Еще до того дня, когда к нему в сигуранцу по доброй воле пришел механик гаража «Леонид и К°» Илиеску и высказал все, что думал по поводу гибели его дочери, Солокану сомневался в причастности коммунистов к этому злодейству, подозревая, что виновников надо искать в противоположном лагере. Подозревал, но инстинктивно отбрасывал эти подозрения, не пытаясь объективно проанализировать, кто и почему был заинтересован в свершении этого акта. Солокану чувствовал, что если когда-либо его смутные подозрения подтвердятся, то все, чем он жил до сих пор, чем дорожил, к чему привык и тянулся изо всех сил, все рухнет. Это будет равносильно катастрофе…
Разговор с Илиеску вывел его из состояния оцепенения, встряхнул и заставил трезво взглянуть на случившееся. С этого дня он по инерции, но все с большим отвращением исполнял свою службу и все острее чувствовал невозможность вернуться к прежнему образу мышления, к прежнему ревностному выполнению возложенных на него обязанностей, к прежнему образу жизни. Его сослуживцы полагали, что тяжкие переживания из-за гибели любимой дочери сделали его неузнаваемым.
В действительности Солокану переживал уже не столько гибель дочери, сколько свою. Он казнил себя за слепоту и недальновидность, за то, что воображал себя независимым и доброжелательным надзирателем за деятельностью железногвардейцев, тогда как на самом деле они надзирали за ним, науськивали его на своих противников и при первом же серьезном противодействии их воле обрушили на него смертельный удар.
И Солокану невольно сопоставлял хорошо известный ему моральный облик деятелей «железной гвардии» с не менее изученным им высокоблагородным обликом деятелей коммунистического подполья, которых он преследовал и подвергал пыткам как опасных для государства фанатиков и фантазеров. И вот теперь, когда королевское государство — эта святыня, которой он преданно служил всем своим существом, — обернулось к нему своей изуверской стороной, он непрестанно корил себя за нечеловеческие страдания, причиненные своим пленникам-коммунистам…
К терзаниям от сознания своей личной ответственности за гибель дочери прибавились угрызения совести за неоправданные мучения, а порою и смерть многих побывавших в застенках сигуранцы подпольщиков.

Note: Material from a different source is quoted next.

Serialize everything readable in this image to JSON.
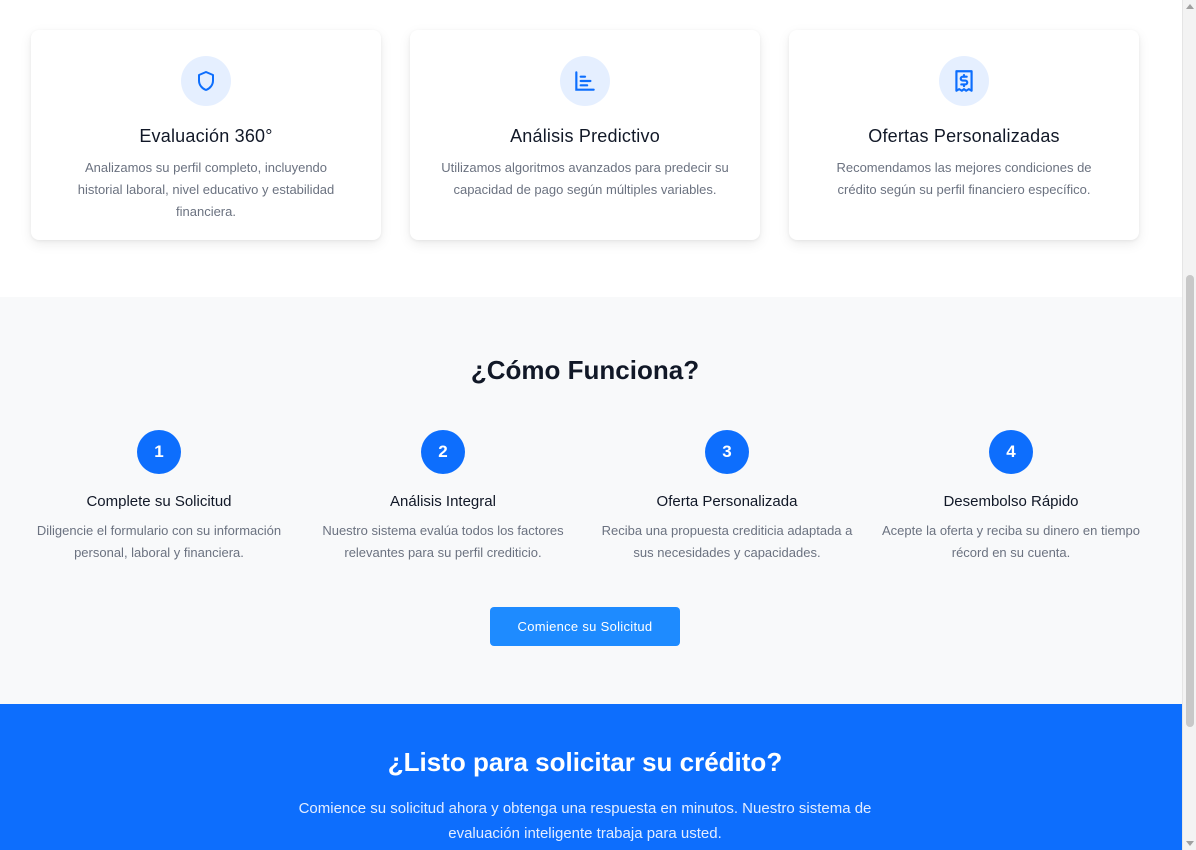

Ему страстно хотелось учинить расправу над вожаками железногвардейцев, нещадно мстить им, но он был связан по рукам и ногам высочайшим благоволением к ним. К тому же не исключалось, что сведения о конфиденциальной встрече с механиком Илиеску и о последующем преднамеренном предотвращении его ареста рано или поздно просочатся за пределы узкого круга большевистских конспираторов. Для него это было бы бесславным концом не только карьеры, но и жизни. А железногвардейцы получили бы блестящую возможность утверждать, что зараза коммунизма проникла даже в сигуранцу и что он, Солокану, преследовал их, истинных патриотов, потому, что был агентом красных…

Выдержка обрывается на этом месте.